Well, it seems that miners like Riot Platforms and CleanSpark have managed to navigate these challenges quite well, as these companies have been acquiring other miners with ready-to-go facilities to boost their near-term hashrate and power supply.
Reserve asset
These firms are also focusing on stocking up on Bitcoin itself. In December, JPMorgan raised price targets for several Bitcoin mining stocks, taking into account their valuable electrical assets and Bitcoin holdings.
MicroStrategy was trading at about 2.4 times the value of its BTC treasury as of December 10.
Speaking of treasuries, let’s take a quick look at some of the big players!

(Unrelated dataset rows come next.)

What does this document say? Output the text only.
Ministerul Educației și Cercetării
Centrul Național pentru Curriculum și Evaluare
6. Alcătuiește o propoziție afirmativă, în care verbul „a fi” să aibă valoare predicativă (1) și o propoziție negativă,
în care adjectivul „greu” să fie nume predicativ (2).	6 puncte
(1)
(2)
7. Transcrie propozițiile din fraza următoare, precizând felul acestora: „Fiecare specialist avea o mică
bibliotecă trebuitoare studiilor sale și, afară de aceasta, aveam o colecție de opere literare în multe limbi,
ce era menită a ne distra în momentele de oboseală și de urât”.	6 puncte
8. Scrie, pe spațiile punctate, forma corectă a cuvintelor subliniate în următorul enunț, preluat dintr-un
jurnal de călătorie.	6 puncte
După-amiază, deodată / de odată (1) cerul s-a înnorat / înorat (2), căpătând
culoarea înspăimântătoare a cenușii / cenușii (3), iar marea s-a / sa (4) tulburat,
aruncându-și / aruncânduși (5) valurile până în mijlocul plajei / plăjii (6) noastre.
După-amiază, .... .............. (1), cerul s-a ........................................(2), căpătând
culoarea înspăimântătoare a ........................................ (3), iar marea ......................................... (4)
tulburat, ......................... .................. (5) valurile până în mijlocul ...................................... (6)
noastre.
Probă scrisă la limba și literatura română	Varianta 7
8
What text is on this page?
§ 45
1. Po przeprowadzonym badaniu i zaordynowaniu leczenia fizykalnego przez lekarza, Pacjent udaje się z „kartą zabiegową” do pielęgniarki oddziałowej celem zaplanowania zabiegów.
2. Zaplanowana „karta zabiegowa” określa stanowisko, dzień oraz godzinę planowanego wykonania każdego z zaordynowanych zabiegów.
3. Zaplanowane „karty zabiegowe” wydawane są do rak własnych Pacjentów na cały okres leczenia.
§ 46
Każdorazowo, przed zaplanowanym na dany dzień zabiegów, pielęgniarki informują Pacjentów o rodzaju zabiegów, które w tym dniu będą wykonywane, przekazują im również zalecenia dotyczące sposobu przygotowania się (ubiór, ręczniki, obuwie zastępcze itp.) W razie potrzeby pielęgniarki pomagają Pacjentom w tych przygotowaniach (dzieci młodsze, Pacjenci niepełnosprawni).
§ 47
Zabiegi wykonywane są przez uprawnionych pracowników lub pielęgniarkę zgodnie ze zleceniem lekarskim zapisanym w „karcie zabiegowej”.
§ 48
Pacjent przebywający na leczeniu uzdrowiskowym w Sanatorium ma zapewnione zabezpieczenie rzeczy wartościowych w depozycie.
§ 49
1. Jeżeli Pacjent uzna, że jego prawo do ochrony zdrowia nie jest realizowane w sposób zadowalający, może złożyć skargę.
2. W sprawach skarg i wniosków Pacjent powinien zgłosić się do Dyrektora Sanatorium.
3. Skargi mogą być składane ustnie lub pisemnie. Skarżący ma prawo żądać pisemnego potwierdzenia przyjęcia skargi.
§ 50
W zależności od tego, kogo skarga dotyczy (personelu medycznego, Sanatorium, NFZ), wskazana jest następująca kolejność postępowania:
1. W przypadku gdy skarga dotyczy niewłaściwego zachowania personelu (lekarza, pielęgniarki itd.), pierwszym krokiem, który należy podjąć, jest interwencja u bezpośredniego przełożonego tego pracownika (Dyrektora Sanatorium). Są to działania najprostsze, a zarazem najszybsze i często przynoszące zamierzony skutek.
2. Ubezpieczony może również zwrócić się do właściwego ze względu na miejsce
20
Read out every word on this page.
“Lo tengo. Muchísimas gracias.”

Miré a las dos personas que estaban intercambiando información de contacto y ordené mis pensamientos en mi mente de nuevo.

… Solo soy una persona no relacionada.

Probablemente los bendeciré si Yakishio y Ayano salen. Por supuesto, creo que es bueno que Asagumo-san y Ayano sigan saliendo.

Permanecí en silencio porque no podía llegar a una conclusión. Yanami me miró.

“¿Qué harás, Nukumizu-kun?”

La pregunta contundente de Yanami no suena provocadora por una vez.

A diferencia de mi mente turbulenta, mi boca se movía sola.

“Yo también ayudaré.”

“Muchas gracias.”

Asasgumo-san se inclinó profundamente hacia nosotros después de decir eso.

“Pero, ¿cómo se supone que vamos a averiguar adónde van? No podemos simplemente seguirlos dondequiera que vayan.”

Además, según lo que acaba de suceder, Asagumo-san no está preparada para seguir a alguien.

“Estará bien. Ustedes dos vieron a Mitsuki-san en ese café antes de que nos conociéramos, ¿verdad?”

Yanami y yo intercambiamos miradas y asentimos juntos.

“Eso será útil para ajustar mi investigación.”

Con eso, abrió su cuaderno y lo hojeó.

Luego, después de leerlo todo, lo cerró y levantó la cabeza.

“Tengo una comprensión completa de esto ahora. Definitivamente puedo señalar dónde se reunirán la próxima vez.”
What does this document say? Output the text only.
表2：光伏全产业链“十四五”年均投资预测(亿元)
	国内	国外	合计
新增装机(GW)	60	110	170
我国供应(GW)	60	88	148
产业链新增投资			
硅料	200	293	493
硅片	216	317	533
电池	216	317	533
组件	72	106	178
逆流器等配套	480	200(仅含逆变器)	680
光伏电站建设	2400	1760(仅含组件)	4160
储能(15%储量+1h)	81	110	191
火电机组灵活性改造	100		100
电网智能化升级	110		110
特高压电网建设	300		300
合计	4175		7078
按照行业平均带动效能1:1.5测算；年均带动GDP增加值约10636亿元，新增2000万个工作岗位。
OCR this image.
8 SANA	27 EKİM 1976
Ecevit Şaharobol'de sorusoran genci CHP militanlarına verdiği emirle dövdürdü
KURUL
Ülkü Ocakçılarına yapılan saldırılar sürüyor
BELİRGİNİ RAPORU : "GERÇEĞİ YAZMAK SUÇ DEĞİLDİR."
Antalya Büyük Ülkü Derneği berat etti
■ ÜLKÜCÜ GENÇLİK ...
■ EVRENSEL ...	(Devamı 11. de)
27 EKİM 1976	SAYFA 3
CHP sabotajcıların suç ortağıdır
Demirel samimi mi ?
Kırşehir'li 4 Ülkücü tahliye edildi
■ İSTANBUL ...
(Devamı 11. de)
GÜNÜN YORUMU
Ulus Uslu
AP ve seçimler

Marathon holds around $4.4 billion in BTC, Riot has about $1.7 billion, and CleanSpark is sitting on roughly $910 million worth of Bitcoin.
Hashpower is the key
The rising hashrate is quite important as institutional investors are stepping into Bitcoin ETFs and other regulated crypto investments like it’s Black Friday at a tech store!
In November alone, Bitcoin ETFs surpassed $100 billion in net assets for the first time ever, and according to Sygnum, an asset manager, this trend is expected to pick up speed in 2025 as major players like sovereign wealth funds and pension funds start adding Bitcoin to their portfolios.
Martin Burgherr from Sygnum highlighted that with clearer regulatory guidelines in the U.S., 2025 could see a significant uptick in institutional interest in crypto assets.